SACRAMENTO — About half of the 37 students in teacher Jeanne Kirchofer’s Laguna Creek High School classroom, who span nearly every combination of race and ethnicity, have joined the growing number of California studentsn who decline to state a race on official forms and tests.
“We shouldn’t be judged by our race,” said senior Jessica Mae Belcher, 17, whose roots are African and Cherokee. She prefers “none of the above” because “we’re all different, but we’re all the same, too.”
From 2006 to 2009, the number of Elk Grove Unified students whose race is listed as “multiple/no response” went from 500 to 6,200. Statewide, there’s been a 70 percent increase in “multiple/no response” students in three years.
The U.S. Department of Education wants school officials to “eyeball” students who decline to state and check a box for them, reports McClatchy. In order to identify racial/ethnic achievement gaps, “the agency is pressing schools to identify all students by race in 2010-11 or face penalties.”
California doesn’t force school officials to assign a racial or ethnic identity to students who prefer to be uncategorized. At Laguna Creek High, some students say they prefer to identify as “American.”
Freshman Felicia Forte, 14, traces her roots to France, Africa and Jamaica. “In the end, we’re all American,” she said. “Race doesn’t matter. Especially on a test, it makes us feel like they’re going to categorize us or stereotype us.”

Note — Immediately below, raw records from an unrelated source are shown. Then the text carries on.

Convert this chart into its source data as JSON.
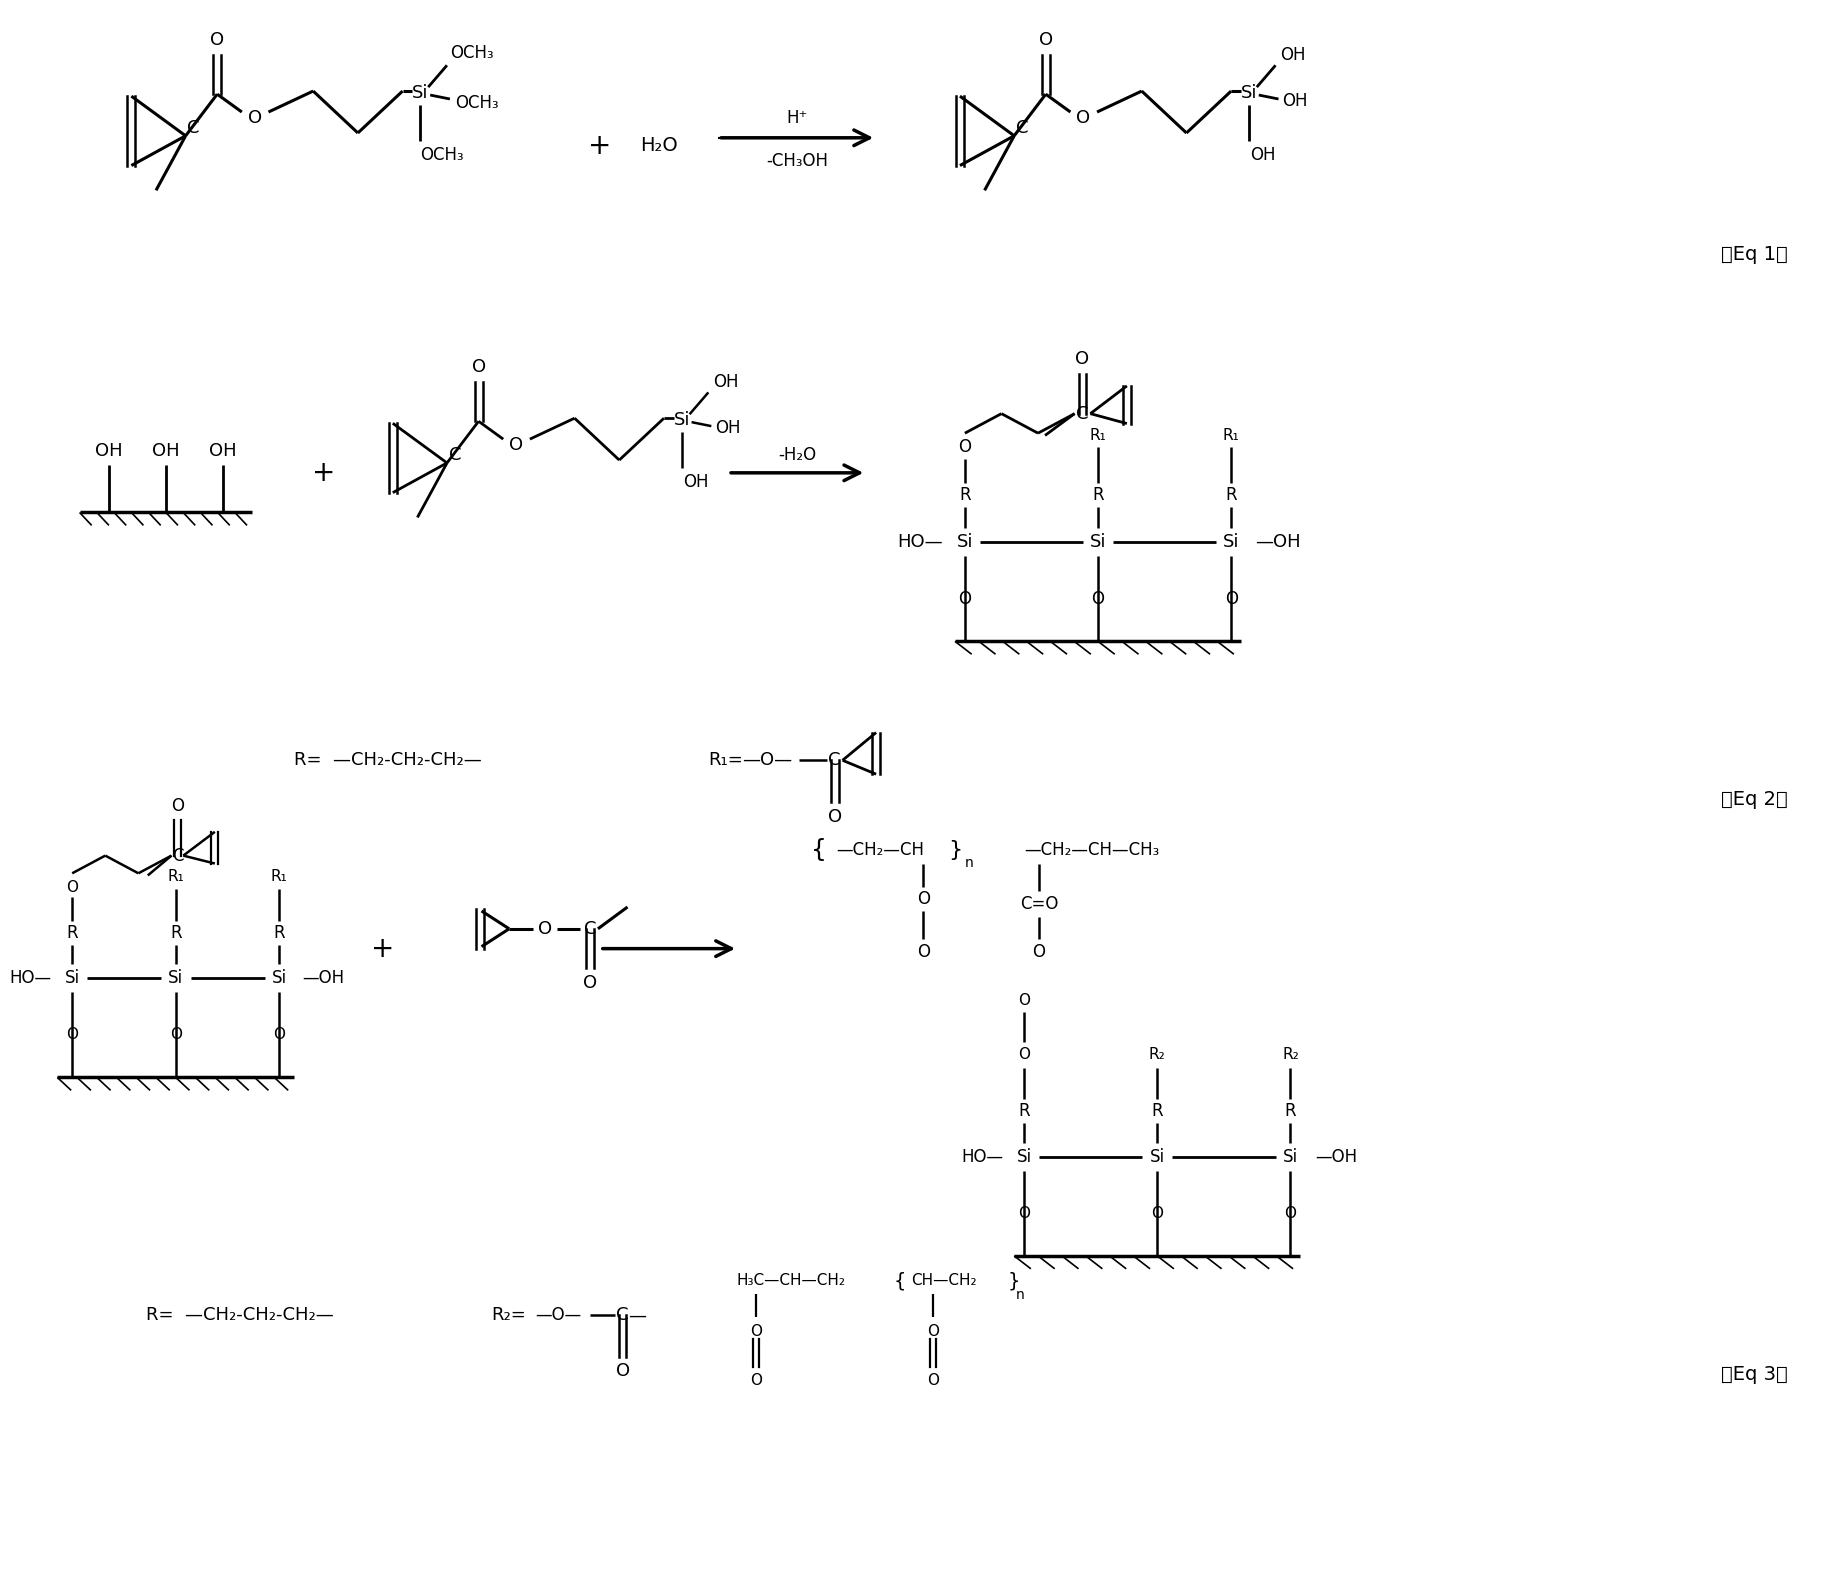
{
  "bg": "#ffffff",
  "lc": "#000000",
  "eq1_label": "（Eq 1）",
  "eq2_label": "（Eq 2）",
  "eq3_label": "（Eq 3）"
}
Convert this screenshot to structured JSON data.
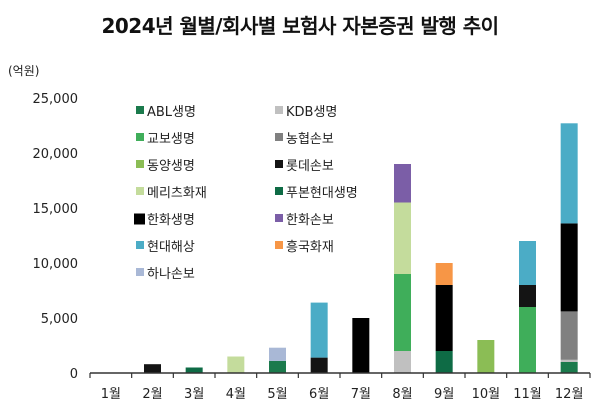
{
  "chart_data": {
    "type": "bar",
    "stacked": true,
    "title": "2024년 월별/회사별 보험사 자본증권 발행 추이",
    "ylabel": "(억원)",
    "xlabel": "",
    "ylim": [
      0,
      25000
    ],
    "yticks": [
      0,
      5000,
      10000,
      15000,
      20000,
      25000
    ],
    "ytick_labels": [
      "0",
      "5,000",
      "10,000",
      "15,000",
      "20,000",
      "25,000"
    ],
    "grid": false,
    "legend_position": "top-left",
    "categories": [
      "1월",
      "2월",
      "3월",
      "4월",
      "5월",
      "6월",
      "7월",
      "8월",
      "9월",
      "10월",
      "11월",
      "12월"
    ],
    "series": [
      {
        "name": "ABL생명",
        "color": "#1b7a4c",
        "values": [
          0,
          0,
          0,
          0,
          1100,
          0,
          0,
          0,
          0,
          0,
          0,
          1000
        ]
      },
      {
        "name": "KDB생명",
        "color": "#c0c0c0",
        "values": [
          0,
          0,
          0,
          0,
          0,
          0,
          0,
          2000,
          0,
          0,
          0,
          200
        ]
      },
      {
        "name": "교보생명",
        "color": "#3fae5a",
        "values": [
          0,
          0,
          0,
          0,
          0,
          0,
          0,
          7000,
          0,
          0,
          6000,
          0
        ]
      },
      {
        "name": "농협손보",
        "color": "#808080",
        "values": [
          0,
          0,
          0,
          0,
          0,
          0,
          0,
          0,
          0,
          0,
          0,
          4400
        ]
      },
      {
        "name": "동양생명",
        "color": "#8bbd55",
        "values": [
          0,
          0,
          0,
          0,
          0,
          0,
          0,
          0,
          0,
          3000,
          0,
          0
        ]
      },
      {
        "name": "롯데손보",
        "color": "#141414",
        "values": [
          0,
          800,
          0,
          0,
          0,
          1400,
          0,
          0,
          0,
          0,
          2000,
          0
        ]
      },
      {
        "name": "메리츠화재",
        "color": "#c4dc9c",
        "values": [
          0,
          0,
          0,
          1500,
          0,
          0,
          0,
          6500,
          0,
          0,
          0,
          0
        ]
      },
      {
        "name": "푸본현대생명",
        "color": "#0e6b45",
        "values": [
          0,
          0,
          500,
          0,
          0,
          0,
          0,
          0,
          2000,
          0,
          0,
          0
        ]
      },
      {
        "name": "한화생명",
        "color": "#000000",
        "values": [
          0,
          0,
          0,
          0,
          0,
          0,
          5000,
          0,
          6000,
          0,
          0,
          8000
        ]
      },
      {
        "name": "한화손보",
        "color": "#7b5ea7",
        "values": [
          0,
          0,
          0,
          0,
          0,
          0,
          0,
          3500,
          0,
          0,
          0,
          0
        ]
      },
      {
        "name": "현대해상",
        "color": "#4bacc6",
        "values": [
          0,
          0,
          0,
          0,
          0,
          5000,
          0,
          0,
          0,
          0,
          4000,
          9100
        ]
      },
      {
        "name": "흥국화재",
        "color": "#f79646",
        "values": [
          0,
          0,
          0,
          0,
          0,
          0,
          0,
          0,
          2000,
          0,
          0,
          0
        ]
      },
      {
        "name": "하나손보",
        "color": "#a9b8d6",
        "values": [
          0,
          0,
          0,
          0,
          1200,
          0,
          0,
          0,
          0,
          0,
          0,
          0
        ]
      }
    ]
  }
}
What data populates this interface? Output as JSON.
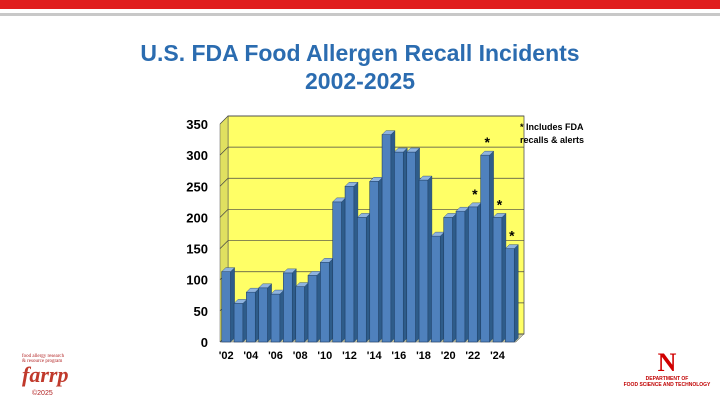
{
  "slide": {
    "title_line1": "U.S. FDA Food Allergen Recall Incidents",
    "title_line2": "2002-2025",
    "note_line1": "* Includes FDA",
    "note_line2": "recalls & alerts",
    "farrp_text_line1": "food allergy research",
    "farrp_text_line2": "& resource program",
    "farrp_logo": "farrp",
    "copyright": "©2025",
    "unl_logo": "N",
    "unl_dept_line1": "DEPARTMENT OF",
    "unl_dept_line2": "FOOD SCIENCE AND TECHNOLOGY"
  },
  "colors": {
    "brand_red": "#e01e1e",
    "title_blue": "#2b6cb0",
    "plot_background": "#ffff66",
    "bar_fill": "#4f81bd"
  },
  "chart_data": {
    "type": "bar",
    "title": "U.S. FDA Food Allergen Recall Incidents 2002-2025",
    "categories": [
      "2002",
      "2003",
      "2004",
      "2005",
      "2006",
      "2007",
      "2008",
      "2009",
      "2010",
      "2011",
      "2012",
      "2013",
      "2014",
      "2015",
      "2016",
      "2017",
      "2018",
      "2019",
      "2020",
      "2021",
      "2022",
      "2023",
      "2024",
      "2025"
    ],
    "x_tick_labels": [
      "'02",
      "'04",
      "'06",
      "'08",
      "'10",
      "'12",
      "'14",
      "'16",
      "'18",
      "'20",
      "'22",
      "'24"
    ],
    "values": [
      113,
      62,
      80,
      87,
      77,
      111,
      89,
      107,
      128,
      225,
      250,
      200,
      258,
      333,
      305,
      305,
      260,
      170,
      200,
      210,
      217,
      300,
      200,
      150
    ],
    "asterisks": [
      "",
      "",
      "",
      "",
      "",
      "",
      "",
      "",
      "",
      "",
      "",
      "",
      "",
      "",
      "",
      "",
      "",
      "",
      "",
      "",
      "*",
      "*",
      "*",
      "*"
    ],
    "ylim": [
      0,
      350
    ],
    "yticks": [
      0,
      50,
      100,
      150,
      200,
      250,
      300,
      350
    ],
    "grid": true,
    "xlabel": "",
    "ylabel": ""
  }
}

“Usually I bubble in ‘Mexican,’ but I don’t speak Spanish, so I feel weird about identifying as Mexican,” said Angellinda Gonzalez, 15. “But I’m still proud of my culture. We really shouldn’t judge people because they are a different race.”
More California college students also are declining to state a race or ethnicity. That may reflect a rise in multi-ethnic students — or a fear of discrimination. Nationally, “other” is up 25 percent on the SAT.